İnfazda duraksamaya yol açmamak için hükmün kesinleşen kısımlarına kararda aynen yer verilmiştir.
İnceleme, 6100 sayılı HMK.’nun 355. md. hükmüne göre istinaf dilekçesinde belirtilen sebeplerle sınırlı olarak ve kamu düzenine aykırı hususların olup olmadığı gözetilerek yapılmıştır.

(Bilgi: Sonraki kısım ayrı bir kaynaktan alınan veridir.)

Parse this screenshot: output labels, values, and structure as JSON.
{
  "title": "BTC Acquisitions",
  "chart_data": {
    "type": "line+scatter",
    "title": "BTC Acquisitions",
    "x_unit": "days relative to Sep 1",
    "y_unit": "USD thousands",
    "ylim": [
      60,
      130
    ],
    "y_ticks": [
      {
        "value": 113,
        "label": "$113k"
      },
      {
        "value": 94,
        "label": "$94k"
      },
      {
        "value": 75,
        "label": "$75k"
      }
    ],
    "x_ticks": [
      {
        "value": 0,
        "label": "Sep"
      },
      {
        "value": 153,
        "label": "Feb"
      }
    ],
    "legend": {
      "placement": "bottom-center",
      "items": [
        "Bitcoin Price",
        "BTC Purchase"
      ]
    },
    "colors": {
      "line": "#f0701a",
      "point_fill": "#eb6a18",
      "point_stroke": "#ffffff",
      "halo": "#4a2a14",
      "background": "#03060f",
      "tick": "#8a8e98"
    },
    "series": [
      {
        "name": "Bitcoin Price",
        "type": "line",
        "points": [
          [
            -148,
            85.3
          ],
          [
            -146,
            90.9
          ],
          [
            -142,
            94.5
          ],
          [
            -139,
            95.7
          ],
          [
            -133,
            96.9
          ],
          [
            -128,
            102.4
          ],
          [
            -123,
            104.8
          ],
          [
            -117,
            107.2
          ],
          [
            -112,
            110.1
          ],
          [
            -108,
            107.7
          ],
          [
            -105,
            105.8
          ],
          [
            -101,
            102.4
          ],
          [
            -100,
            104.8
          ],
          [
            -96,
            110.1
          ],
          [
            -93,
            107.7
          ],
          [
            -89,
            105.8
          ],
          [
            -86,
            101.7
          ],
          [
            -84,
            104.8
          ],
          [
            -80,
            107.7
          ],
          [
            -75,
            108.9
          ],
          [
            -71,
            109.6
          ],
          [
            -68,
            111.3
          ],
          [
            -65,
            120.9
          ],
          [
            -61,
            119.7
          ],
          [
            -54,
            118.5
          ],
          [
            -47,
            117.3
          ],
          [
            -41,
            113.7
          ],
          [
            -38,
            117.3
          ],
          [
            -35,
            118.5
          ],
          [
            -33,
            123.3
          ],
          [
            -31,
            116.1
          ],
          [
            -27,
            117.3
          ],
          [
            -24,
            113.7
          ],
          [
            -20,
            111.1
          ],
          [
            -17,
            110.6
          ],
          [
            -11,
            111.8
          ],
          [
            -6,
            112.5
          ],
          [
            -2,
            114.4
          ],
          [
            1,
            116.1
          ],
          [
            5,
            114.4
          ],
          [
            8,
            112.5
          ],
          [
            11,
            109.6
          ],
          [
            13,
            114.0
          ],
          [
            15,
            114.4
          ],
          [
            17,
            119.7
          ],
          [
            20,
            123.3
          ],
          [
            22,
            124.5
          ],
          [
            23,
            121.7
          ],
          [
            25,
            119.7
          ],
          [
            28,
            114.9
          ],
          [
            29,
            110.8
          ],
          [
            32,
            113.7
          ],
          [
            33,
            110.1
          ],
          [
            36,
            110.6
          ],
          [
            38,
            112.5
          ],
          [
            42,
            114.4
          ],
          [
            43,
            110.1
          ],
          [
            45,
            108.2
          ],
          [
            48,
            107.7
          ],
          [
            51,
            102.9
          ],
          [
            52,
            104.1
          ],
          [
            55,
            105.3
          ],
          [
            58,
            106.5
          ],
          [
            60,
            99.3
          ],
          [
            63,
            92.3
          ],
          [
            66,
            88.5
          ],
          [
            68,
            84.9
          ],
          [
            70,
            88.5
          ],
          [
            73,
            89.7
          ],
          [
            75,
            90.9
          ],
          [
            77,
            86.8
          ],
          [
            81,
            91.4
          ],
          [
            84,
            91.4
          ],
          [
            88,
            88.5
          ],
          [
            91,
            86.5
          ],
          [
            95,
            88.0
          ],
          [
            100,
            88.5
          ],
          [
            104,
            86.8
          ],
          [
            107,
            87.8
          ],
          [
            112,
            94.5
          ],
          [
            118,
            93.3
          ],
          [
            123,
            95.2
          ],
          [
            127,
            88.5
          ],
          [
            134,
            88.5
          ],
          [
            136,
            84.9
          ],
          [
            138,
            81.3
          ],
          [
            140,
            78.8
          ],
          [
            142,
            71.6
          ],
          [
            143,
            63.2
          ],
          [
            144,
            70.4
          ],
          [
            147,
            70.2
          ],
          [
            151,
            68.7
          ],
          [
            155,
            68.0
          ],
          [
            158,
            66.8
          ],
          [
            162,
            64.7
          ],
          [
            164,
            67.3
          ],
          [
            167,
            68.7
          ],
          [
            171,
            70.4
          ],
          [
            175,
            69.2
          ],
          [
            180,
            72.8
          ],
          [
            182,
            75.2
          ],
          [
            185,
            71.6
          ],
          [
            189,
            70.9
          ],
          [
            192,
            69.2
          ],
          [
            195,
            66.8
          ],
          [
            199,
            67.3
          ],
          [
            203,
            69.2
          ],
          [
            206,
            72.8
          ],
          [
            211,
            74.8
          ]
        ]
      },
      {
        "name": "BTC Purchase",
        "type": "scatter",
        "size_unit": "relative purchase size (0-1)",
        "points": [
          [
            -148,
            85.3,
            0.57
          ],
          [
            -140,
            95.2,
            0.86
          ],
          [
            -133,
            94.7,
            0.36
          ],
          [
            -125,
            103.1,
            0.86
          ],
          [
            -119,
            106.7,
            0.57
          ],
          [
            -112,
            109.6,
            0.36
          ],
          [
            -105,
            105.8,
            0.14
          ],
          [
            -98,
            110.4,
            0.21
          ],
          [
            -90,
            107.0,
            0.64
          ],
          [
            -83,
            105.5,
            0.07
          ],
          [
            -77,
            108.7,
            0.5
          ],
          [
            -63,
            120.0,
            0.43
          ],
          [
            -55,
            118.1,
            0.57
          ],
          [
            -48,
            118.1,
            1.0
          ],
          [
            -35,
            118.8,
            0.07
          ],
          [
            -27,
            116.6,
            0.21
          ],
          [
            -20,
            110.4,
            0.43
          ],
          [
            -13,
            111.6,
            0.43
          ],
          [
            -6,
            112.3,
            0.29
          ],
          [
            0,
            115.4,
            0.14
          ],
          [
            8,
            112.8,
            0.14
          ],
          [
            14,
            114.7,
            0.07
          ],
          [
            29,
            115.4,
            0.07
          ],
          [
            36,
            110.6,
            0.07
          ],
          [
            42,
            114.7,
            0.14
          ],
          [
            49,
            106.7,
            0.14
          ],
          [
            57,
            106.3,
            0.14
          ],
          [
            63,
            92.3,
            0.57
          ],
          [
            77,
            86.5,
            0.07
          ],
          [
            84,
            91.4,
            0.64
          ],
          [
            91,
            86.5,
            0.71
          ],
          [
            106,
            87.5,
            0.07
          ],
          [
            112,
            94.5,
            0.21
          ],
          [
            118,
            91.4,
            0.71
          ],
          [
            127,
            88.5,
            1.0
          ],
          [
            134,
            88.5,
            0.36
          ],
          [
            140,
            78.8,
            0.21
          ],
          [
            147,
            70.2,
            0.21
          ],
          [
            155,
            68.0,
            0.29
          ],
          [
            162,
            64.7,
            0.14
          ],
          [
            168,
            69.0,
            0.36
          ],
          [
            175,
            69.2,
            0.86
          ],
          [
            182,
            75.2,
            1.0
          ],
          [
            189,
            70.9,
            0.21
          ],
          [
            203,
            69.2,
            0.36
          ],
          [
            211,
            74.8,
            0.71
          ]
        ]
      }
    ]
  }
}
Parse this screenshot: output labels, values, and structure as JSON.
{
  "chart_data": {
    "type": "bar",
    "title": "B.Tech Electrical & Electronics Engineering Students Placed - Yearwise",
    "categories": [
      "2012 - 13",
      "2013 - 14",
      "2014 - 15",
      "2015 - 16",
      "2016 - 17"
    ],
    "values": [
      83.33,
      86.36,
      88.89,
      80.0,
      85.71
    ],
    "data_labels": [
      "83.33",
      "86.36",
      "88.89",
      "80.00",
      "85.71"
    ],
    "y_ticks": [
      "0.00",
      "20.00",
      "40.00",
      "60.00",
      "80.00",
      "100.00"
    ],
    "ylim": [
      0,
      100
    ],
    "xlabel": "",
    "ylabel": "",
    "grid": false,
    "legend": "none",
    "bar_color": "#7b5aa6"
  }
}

HÜKÜM:Yukarıda açıklanan nedenler ile;
A)-I Davalı vekilinin istinaf başvurusunun KISMEN KABULÜNE;
1-Davanın kabulü ile Ankara 6. İcra Dairesi’nin ….. sayılı dosyasına yapılan itirazın 16.261,99 TL alacak yönünden iptaline, takibin bu bedel üzerinden kaldığı yerden devamına, asıl alacağa takip tarihinden itibaren yasal faizi işletilmesine,
2-İcra inkâr tazminat talebinin reddine,
3-492 sayılı Harçlar Kanunu gereğince, alınması gereken 1.110,86 TL nispi karar ve ilam harcın, peşin alınan 277,72 TL’nin mahsubu ile noksan olan 833,14 TL’nin davalıdan tahsili ile Hazineye irat kaydına,
4-AAÜT gereğince davacı yararına hesaplanan 3.400,00 TL vekalet ücretinin davalıdan alınarak, kendisini vekil ile temsil ettiren davacıya ödenmesine,
5-Davacı tarafça yatırılan 31,40 TL başvurma harcı, 277,72 TL peşin harç olmak üzere toplamı 309,12 TL’nin davalıdan tahsili ile davacıya ödenmesine,
6-Davacı tarafından yapılan 189,90 TL tebligat/posta/müzekkere masrafı, 650,00 TL bilirkişi ücreti olmak üzere toplam 839,90 TL yargılama giderinin davalıdan alınarak davacıya ödenmesine,
7-Taraflarca yatırılan gider ve delil avansının kullanılmayan kısmının karar kesinleştiğinde ve talep halinde taraflara iadesine,
II)-İstinaf başvurusu nedeniyle yapılan harç ve masraflar yönünden;
1-Davalı tarafından yatırılan istinaf peşin harcının talep halinde iadesine,
2-İstinaf aşamasında davalı tarafından yapılan 40,00 TL yargılama giderinin davacıdan tahsili ile davalıya ödenmesine,
3-Kararın ilk derece mahkemesince taraflara tebliğine,
Dosya üzerinde yapılan inceleme sonucunda, uyuşmazlık konusu miktar dikkate alındığında HMK’nın 362/(1)-a maddesi gereğince KESİN olmak üzere, 30/11/2021 tarihinde oybirliği ile karar verildi.

İş Bu Karar İlamı E-İmza ile İmzalanmıştır.